2012 Scholar-in-Residence Lecture:
Justice of the Kadi: New Perspectives on Ottoman Law
Wednesday, September 19, 2012
Davis Auditorium
8 p.m.
Free admission and open to the public
Iris Agmon, Department of Middle East Studies, Ben-Gurion University of the Negev
Sociologist Max Weber (1864–1920) introduced the term "kadi-justiz" (Kadi's justice)

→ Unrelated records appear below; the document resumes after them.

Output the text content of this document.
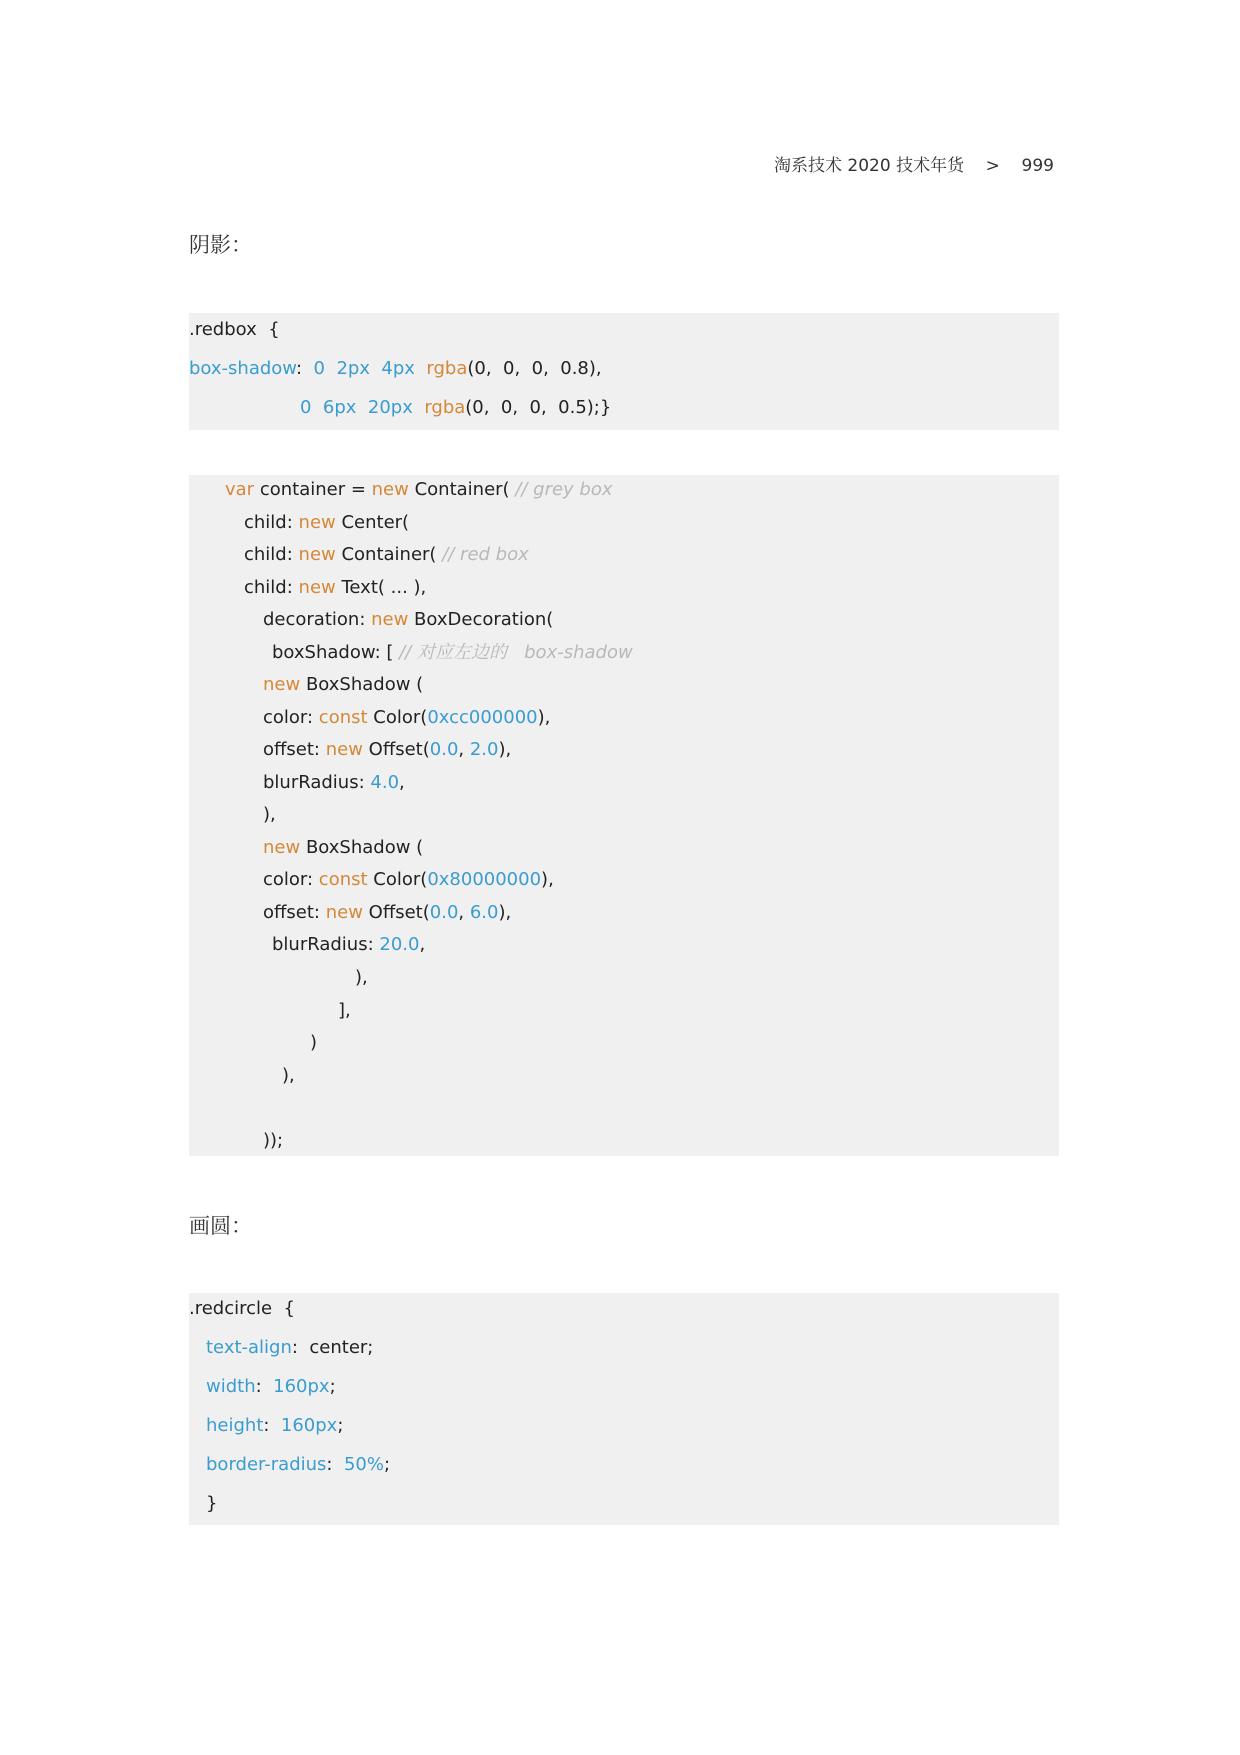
淘系技术 2020 技术年货    >    999
阴影：
.redbox  {
box-shadow:  0  2px  4px rgba(0,  0,  0,  0.8),
0  6px  20px rgba(0,  0,  0,  0.5);}
var container = new Container( // grey box
child: new Center(
child: new Container( // red box
child: new Text( ... ),
decoration: new BoxDecoration(
boxShadow: [ // 对应左边的   box-shadow
new BoxShadow (
color: const Color(0xcc000000),
offset: new Offset(0.0, 2.0),
blurRadius: 4.0,
),
new BoxShadow (
color: const Color(0x80000000),
offset: new Offset(0.0, 6.0),
blurRadius: 20.0,
),
],
)
),
));
画圆：
.redcircle  {
text-align:  center;
width:  160px;
height:  160px;
border-radius:  50%;
}
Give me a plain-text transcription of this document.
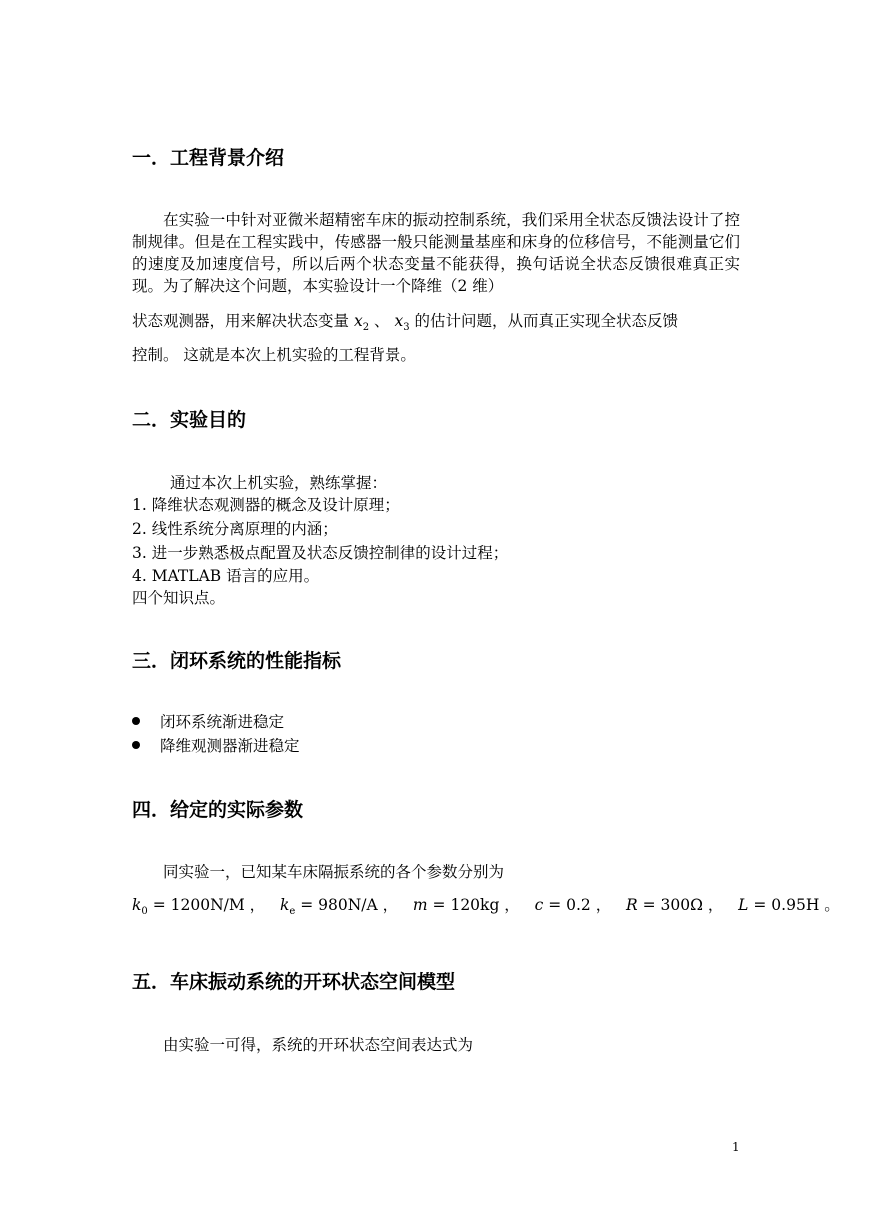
一．工程背景介绍

在实验一中针对亚微米超精密车床的振动控制系统，我们采用全状态反馈法设计了控制规律。但是在工程实践中，传感器一般只能测量基座和床身的位移信号，不能测量它们的速度及加速度信号，所以后两个状态变量不能获得，换句话说全状态反馈很难真正实现。为了解决这个问题，本实验设计一个降维（2 维）

状态观测器，用来解决状态变量 $x_2$ 、 $x_3$ 的估计问题，从而真正实现全状态反馈
控制。 这就是本次上机实验的工程背景。
二．实验目的
通过本次上机实验，熟练掌握：
1. 降维状态观测器的概念及设计原理；
2. 线性系统分离原理的内涵；
3. 进一步熟悉极点配置及状态反馈控制律的设计过程；
4. MATLAB 语言的应用。
四个知识点。
三．闭环系统的性能指标
闭环系统渐进稳定
降维观测器渐进稳定
四．给定的实际参数
同实验一，已知某车床隔振系统的各个参数分别为
$k_0 = 1200N/M$ ， $k_e = 980N/A$ ， m = 120kg ， c = 0.2 ， R = 300Ω ， L = 0.95H 。
五．车床振动系统的开环状态空间模型
由实验一可得，系统的开环状态空间表达式为
1
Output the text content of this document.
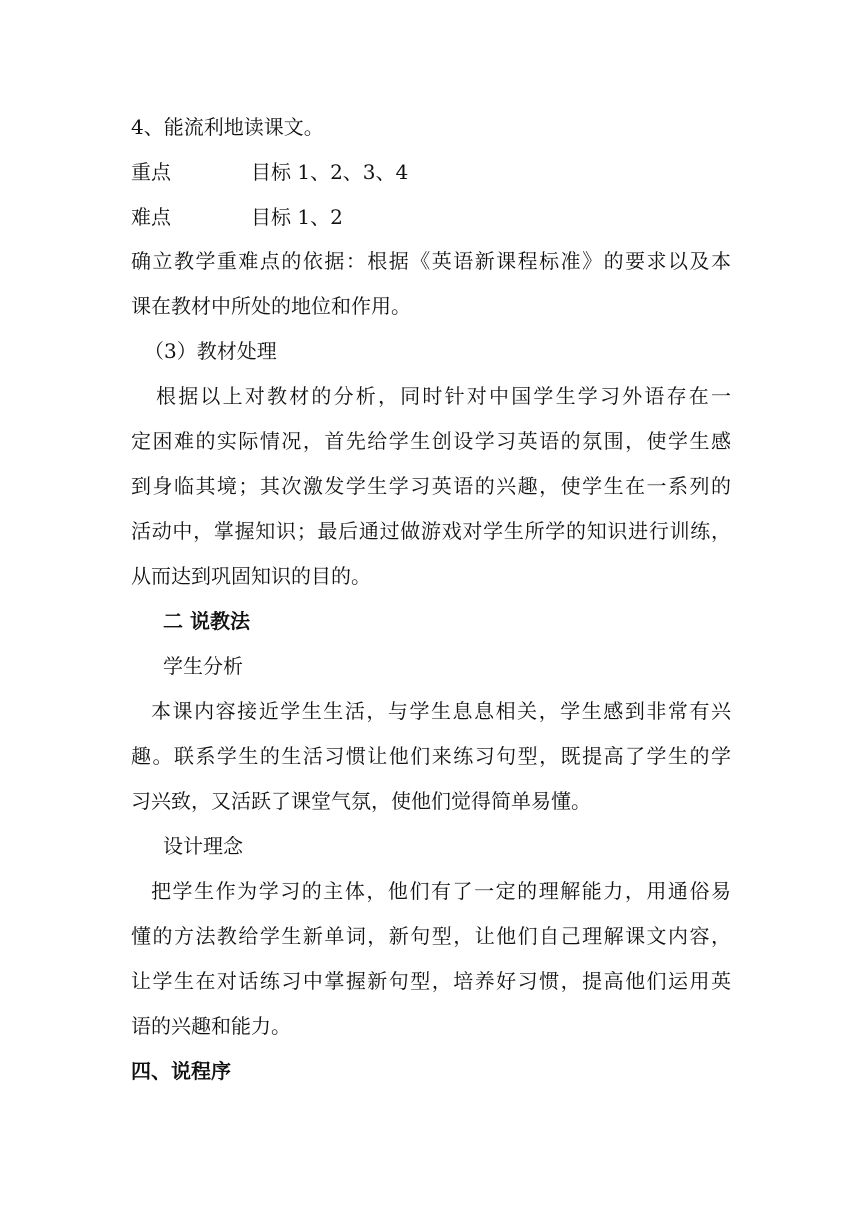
4、能流利地读课文。
重点	目标 1、2、3、4
难点	目标 1、2
确立教学重难点的依据：根据《英语新课程标准》的要求以及本
课在教材中所处的地位和作用。
（3）教材处理
根据以上对教材的分析，同时针对中国学生学习外语存在一
定困难的实际情况，首先给学生创设学习英语的氛围，使学生感
到身临其境；其次激发学生学习英语的兴趣，使学生在一系列的
活动中，掌握知识；最后通过做游戏对学生所学的知识进行训练，
从而达到巩固知识的目的。
二 说教法
学生分析
本课内容接近学生生活，与学生息息相关，学生感到非常有兴
趣。联系学生的生活习惯让他们来练习句型，既提高了学生的学
习兴致，又活跃了课堂气氛，使他们觉得简单易懂。
设计理念
把学生作为学习的主体，他们有了一定的理解能力，用通俗易
懂的方法教给学生新单词，新句型，让他们自己理解课文内容，
让学生在对话练习中掌握新句型，培养好习惯，提高他们运用英
语的兴趣和能力。
四、说程序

to characterize Islamic and similar non-European premodern legal systems as less rational,
arbitrary and unsystematic. The term implies that the judge in Islamic court reaches
his decisions intuitively and without systematic reasoning. For a long time, historiography
on the Ottoman Empire unwittingly sustained this terminology. In the last couple of
decades, however, new approaches to the study of Ottoman law and legal history, particularly
the socio-legal approach, have changed our understanding of the legal system in general
and the work of legal practitioners in the Ottoman Empire. The lecture will discuss
the transformation of the Ottoman judicial system focusing on the key figure of the
judge and pointing to new perspectives in the historiography on the Ottoman Empire.
The Greenberg Middle East Scholar-in-Residence Series is made possible by a gift from
Skidmore alumna Jane Greenberg. The series enables the college to host an Israeli
scholar who through teaching, lecturing and participating in campus life, educates
the community on a range of topics concerning political life in the Middle East.